All's Well That Ends Well; v.—3.

"Do you see much of Mrs. Herman?" Helen Greyson asked of Edith Fenton, as they sat at luncheon together in the latter's pretty dining-room.

"Why, no," was the somewhat hesitating answer. "I really see very little of her. The fact is we have so little common ground to meet on. —You know Arthur says I am dreadfully narrow, and I am sometimes afraid he is right. I have tried to know her, but of course I couldn't take her into society. She wouldn't enjoy it, and she wouldn't feel at home, even if she'd go with me."

Helen smiled with mingled amusement and wistfulness.

"No," she responded. "I can't exactly fancy Ninitta in society. She'd be quite out of her element. My master in Rome, Flammenti, had a way of saying a thing was like the pope at a dancing-party, and I fancy Ninitta at an afternoon tea would be hardly less out of place."

"But she must be very lonely," Edith said, stirring her coffee meditatively. "She used to have a few Italians come to see her; people she met that time she ran away, you remember, and we brought her home, but they don't come now."

"Why not?"

Edith smiled and raised her eyebrows.

"A question of caste, I believe."

"Of caste?" echoed Helen. "What do you mean?"

"When her son was born," Edith responded, "she told them that the bambino was born a gentleman, and couldn't associate with them."

Helen laughed lightly; then her face clouded, and she sighed.

"Poor Ninitta!" she said. "There is something infinitely pitiful in her devotion and faithfulness to her youthful love."

Edith's face assumed an expression of mingled perplexity and disquiet. With eyes downcast she seemed for a moment to be seeking a phrase in which properly to express some thought which troubled her. Then she looked up quickly.

"I don't know that I ought to say it," she remarked, "but I can't help feeling that Ninitta is not so fond of her husband as she used to be. Of course I may be mistaken, but either I overestimated her devotion before they were married, or she cares less for him now."

An expression of pain contracted Helen's brow.

"Isn't it possible," she suggested, "that her being more demonstrative in her love for the boy makes her seem cold toward her husband?"

"No," returned Edith, shaking her head, "it is more than that. I fancy sometimes that she unconsciously expected to be somehow transformed into his equal by marrying him; and that the disappointment of being no more on a level with him when she became his wife than before, has made her somehow give him up, as if she concluded that she could never really belong to his life. Of course I don't mean," she added, "that Ninitta would reason this out, and very likely I am all wrong, anyway, but certainly something of this kind has happened."

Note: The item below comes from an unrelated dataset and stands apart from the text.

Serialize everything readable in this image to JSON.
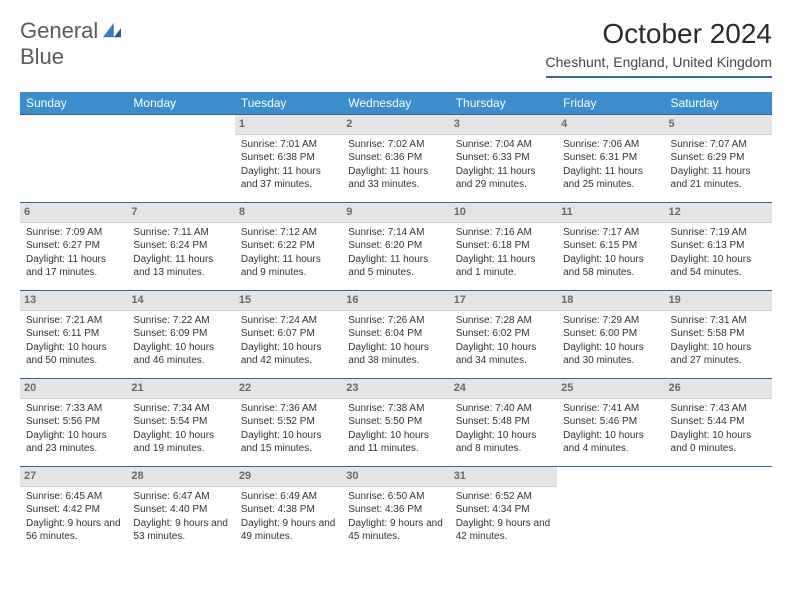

"Poor Ninitta," repeated Helen, "fate hasn't been kind to her."

"But Mr. Herman?" Edith returned. "What do you say of him? I think his case is far harder. What a mistake his marriage was. I cannot conceive how he was ever betrayed into such a mesalliance. She cannot be a companion to him; she does not understand him: she is only a child who has to be borne with, and who tries his patience and his endurance."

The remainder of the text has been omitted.